Rebecca Karni
Rebecca Karni completed her PhD in comparative literature at UCLA, earned a postdoctoral research fellowship and was a visiting scholar in Stanford University’s departments of English and comparative literature. Her teaching and research interests include 20th- and 21st-century world, global Anglophone, British, American, Asian British and Asian American, Japanese, Asian Diasporic and French/Francophone literatures; global, transnational, diaspora and postcolonial studies; the novel; narrative and literary theory; global film and visual culture; translation; aesthetics and ethics; affect theory; and ecocritical approaches to the study of literature, film and culture.
Karni’s recent publications have appeared in Comparative Literature Studies, The Cambridge Companion to Kazuo Ishiguro (ed. Andrew Bennett, Cambridge UP, 2023) and Kazuo Ishiguro (Twenty-First Century Perspectives, ed. Peter Sloane and Kristian Shaw, Manchester UP, 2023). She is currently completing a book-length study of the Japanese-British author Kazuo Ishiguro’s fiction in the contexts of world literature and reading transnationally and is also at work on a second book project focusing on aspects of style, translation and affect in late 20th- and 21st-century transnational novels and films.
Courses
Fall 2024 Courses
LAS E101-29
FIRST-YEAR LITERATURE SEMINAR
SECTION DESCRIPTION
An introduction to literary study that helps students develop the skills necessary for college-level reading, writing, research and critical thinking. Through exposure to a variety of literary forms and genres, historical periods and critical approaches, students are taught how to read closely, argue effectively and develop a strong writing voice. The course is reading and writing intensive and organized around weekly assignments. There are no waivers for LAS-E101 except for transfer students who have taken an equivalent college course.

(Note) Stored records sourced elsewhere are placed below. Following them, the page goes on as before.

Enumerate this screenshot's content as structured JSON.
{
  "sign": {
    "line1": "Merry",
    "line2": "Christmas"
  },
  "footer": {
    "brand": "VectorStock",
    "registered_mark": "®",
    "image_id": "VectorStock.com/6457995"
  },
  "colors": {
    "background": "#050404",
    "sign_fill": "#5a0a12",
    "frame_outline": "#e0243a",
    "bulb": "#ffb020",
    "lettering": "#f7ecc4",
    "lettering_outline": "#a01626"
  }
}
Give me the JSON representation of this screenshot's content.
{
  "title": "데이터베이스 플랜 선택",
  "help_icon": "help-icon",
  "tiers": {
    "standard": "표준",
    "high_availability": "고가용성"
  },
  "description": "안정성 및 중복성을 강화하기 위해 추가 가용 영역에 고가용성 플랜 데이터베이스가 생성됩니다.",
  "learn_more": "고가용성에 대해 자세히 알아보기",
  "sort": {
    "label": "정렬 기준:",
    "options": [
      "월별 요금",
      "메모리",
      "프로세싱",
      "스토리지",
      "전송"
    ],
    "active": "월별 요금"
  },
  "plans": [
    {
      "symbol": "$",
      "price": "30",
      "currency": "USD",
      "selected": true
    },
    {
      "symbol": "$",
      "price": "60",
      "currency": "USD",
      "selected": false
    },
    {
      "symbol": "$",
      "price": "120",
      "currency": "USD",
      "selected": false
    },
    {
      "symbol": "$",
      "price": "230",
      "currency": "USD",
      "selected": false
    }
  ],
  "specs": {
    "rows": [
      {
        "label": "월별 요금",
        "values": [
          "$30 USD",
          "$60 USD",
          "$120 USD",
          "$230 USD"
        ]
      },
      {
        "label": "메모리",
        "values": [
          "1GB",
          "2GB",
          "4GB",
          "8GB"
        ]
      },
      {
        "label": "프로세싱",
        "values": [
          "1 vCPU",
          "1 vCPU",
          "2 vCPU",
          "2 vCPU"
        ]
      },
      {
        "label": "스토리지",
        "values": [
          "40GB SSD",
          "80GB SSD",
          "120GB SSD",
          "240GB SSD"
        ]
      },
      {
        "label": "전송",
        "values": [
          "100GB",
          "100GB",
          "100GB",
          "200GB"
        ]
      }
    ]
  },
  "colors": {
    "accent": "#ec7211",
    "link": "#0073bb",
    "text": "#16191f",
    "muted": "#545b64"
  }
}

First-year Students are pre-registered for this course by the department.
Sophomore, Junior, Senior or Transfer Students register into designated section(s).
Major Requirement | BFA
LAS E309-01
TRANSNATIONAL SPY & DETECTIVE FICTION
SECTION DESCRIPTION
This course, besides revisiting the traditional narrative elements of spy and detective fiction, considers a selection of the increasing number of late twentieth- and twenty-first-century transnational, diasporic, postcolonial, and minority/ethnic authors from around the world who adapt spy and detective fiction conventions for the purpose of social critique. In focusing on issues related to identity, culture, ethics, human rights, justice, and knowledge construction narrated by these fictions, we will examine carefully, for example, the figure of the spy or detective as outsider to and observer of society as well as, in the works at issue here, frequently an immigrant or cultural or social "other." In the process, we will also engage questions central to reading, interpreting, and comparing fiction in a global context.
Elective
Spring 2025 Courses
LAS E308-01
KAZUO ISHIGURO AND/AS WORLD LITERATURE
SECTION DESCRIPTION
This course considers the fiction of the Japanese British Nobel Prize-winning author Kazuo Ishiguro in a world literary context. Based on a selection of his short stories and novels we will discuss, among other things, the different critical perspectives relevant to reading globally in terms of which both the author and his work have often been read, including the manner in which putative signs of Englishness and "Japaneseness" have been attributed especially to his early texts. At the same time, we will consider the intriguing ways in which the author's fiction comments implicitly on its own reading as well as ways of reading world literature. The course also has a film component in that we will view and discuss a film adaptation of one of Ishiguro's novels as well as two other relevant films as a basis for examining how the author's adaptive use of certain narrative techniques has helped shape his style and fictional worlds. In this way, the course engages questions related to ethics, knowledge, cultural translation, narrative and cultural representation, as well as interpretation and critique central to both Ishiguro's fiction and the reading of world literature.